E’ chiaro che in tutto questo tentativo di salvataggio dai tentacoli della droga non basta soltanto l’intervento della famiglia. Molte volte è fondamentale anche affidarsi agli enti che si occupano di disintossicazione e di recupero. Ma il primo passo è prendere consapevolezza del pericolo. Ecco perché la testimonianza di questo padre, lacerato dal dolore, è rivolta soprattutto ai giovani della sua comunità, tanti dei quali hanno intrapreso la via delle droghe leggere e magari sono già arrivati ad assumere regolarmente cocaina. “Troppi giovani nella nostra comunità hanno intrapreso la brutta strada della cocaina” – racconta Leonardo Scagliozzi. “Io non sono stato un genitore perfetto, nessuno lo è e nessuno si può vantare di esserlo, perché i figli quando sono in questo tunnel sanno nascondere bene. Ho sempre saputo e combattuto la debolezza di Dino, pensavo che ne fosse uscito ma mi sbagliavo”.

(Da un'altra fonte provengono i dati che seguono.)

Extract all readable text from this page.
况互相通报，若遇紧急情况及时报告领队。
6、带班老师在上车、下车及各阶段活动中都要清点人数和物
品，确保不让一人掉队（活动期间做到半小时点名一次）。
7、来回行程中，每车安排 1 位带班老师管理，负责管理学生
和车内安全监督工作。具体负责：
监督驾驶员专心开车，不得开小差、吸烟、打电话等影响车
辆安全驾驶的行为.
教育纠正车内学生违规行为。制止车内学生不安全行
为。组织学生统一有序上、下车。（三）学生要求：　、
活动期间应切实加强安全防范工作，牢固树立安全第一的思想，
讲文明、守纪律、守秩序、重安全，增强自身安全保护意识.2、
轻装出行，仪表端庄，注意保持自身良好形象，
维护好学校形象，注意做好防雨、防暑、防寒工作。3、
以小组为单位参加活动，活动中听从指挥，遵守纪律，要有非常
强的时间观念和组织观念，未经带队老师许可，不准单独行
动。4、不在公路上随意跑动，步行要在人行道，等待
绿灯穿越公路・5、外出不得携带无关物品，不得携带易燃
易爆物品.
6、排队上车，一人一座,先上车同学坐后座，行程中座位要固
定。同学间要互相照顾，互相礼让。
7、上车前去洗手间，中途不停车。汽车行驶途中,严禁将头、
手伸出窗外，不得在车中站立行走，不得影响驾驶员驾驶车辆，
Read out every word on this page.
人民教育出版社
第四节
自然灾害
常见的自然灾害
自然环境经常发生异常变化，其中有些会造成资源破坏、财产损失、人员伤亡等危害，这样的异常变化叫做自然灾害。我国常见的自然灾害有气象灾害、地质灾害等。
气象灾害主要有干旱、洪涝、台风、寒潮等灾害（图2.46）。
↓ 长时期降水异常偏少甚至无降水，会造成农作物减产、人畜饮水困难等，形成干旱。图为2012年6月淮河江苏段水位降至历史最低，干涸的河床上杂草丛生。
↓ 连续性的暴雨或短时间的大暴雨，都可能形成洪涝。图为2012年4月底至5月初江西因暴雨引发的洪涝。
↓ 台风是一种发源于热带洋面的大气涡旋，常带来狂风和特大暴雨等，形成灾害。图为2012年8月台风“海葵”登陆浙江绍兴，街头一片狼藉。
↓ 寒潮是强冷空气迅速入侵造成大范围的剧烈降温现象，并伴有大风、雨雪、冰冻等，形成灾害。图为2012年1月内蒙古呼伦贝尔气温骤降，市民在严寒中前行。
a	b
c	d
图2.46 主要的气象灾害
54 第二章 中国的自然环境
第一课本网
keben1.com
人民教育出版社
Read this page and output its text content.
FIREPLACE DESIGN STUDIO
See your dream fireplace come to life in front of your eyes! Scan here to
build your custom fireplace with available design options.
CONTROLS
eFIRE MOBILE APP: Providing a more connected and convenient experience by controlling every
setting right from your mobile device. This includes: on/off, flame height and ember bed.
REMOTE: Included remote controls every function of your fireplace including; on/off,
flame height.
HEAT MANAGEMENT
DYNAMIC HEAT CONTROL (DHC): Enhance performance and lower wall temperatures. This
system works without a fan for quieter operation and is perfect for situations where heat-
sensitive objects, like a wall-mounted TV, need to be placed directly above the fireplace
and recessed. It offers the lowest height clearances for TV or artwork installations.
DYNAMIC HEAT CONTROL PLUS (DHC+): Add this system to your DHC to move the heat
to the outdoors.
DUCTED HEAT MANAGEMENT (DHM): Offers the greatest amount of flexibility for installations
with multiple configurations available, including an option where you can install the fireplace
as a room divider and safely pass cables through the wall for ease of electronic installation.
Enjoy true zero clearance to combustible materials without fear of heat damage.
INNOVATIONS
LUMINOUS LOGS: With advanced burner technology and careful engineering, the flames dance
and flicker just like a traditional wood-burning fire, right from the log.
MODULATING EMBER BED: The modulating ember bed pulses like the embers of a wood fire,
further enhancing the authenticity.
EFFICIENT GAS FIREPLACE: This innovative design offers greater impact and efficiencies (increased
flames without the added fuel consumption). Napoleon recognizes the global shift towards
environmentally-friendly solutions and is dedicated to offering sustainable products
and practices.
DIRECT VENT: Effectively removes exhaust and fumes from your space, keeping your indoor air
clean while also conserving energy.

Troppo spesso la dipendenza dalle sostanze stupefacenti viene sottovalutata. Nella sua lucida analisi il signor Leonardo suggerisce l’inasprimento delle pene, maggiori provvedimenti a livello legislativo, perché queste persone che entrano nel tunnel della droga possono risultare un pericolo anche per chi gli sta intorno, perché guidano, vanno a lavoro, si spostano e agiscono in una realtà alterata. Molto spesso anche le Istituzioni risultano essere sorde al problema e quindi l’unico argine resta la comunità di appartenenza, la famiglia e gli amici. L’appello si conclude con la necessità di ricordare la storia di Dino per evitare che possa accadere ancora. “La mia speranza è che i giovani possano trovare la forza di uscirne e di chiedere aiuto. E a voi famiglie, cercate di non abbassare la guardia, tirate fuori le unghie e i denti e aiutate i vostri figli a venirne fuori, abbiamo il dono della scelta, scegliete di vivere, smettete, fatelo per mio figlio”.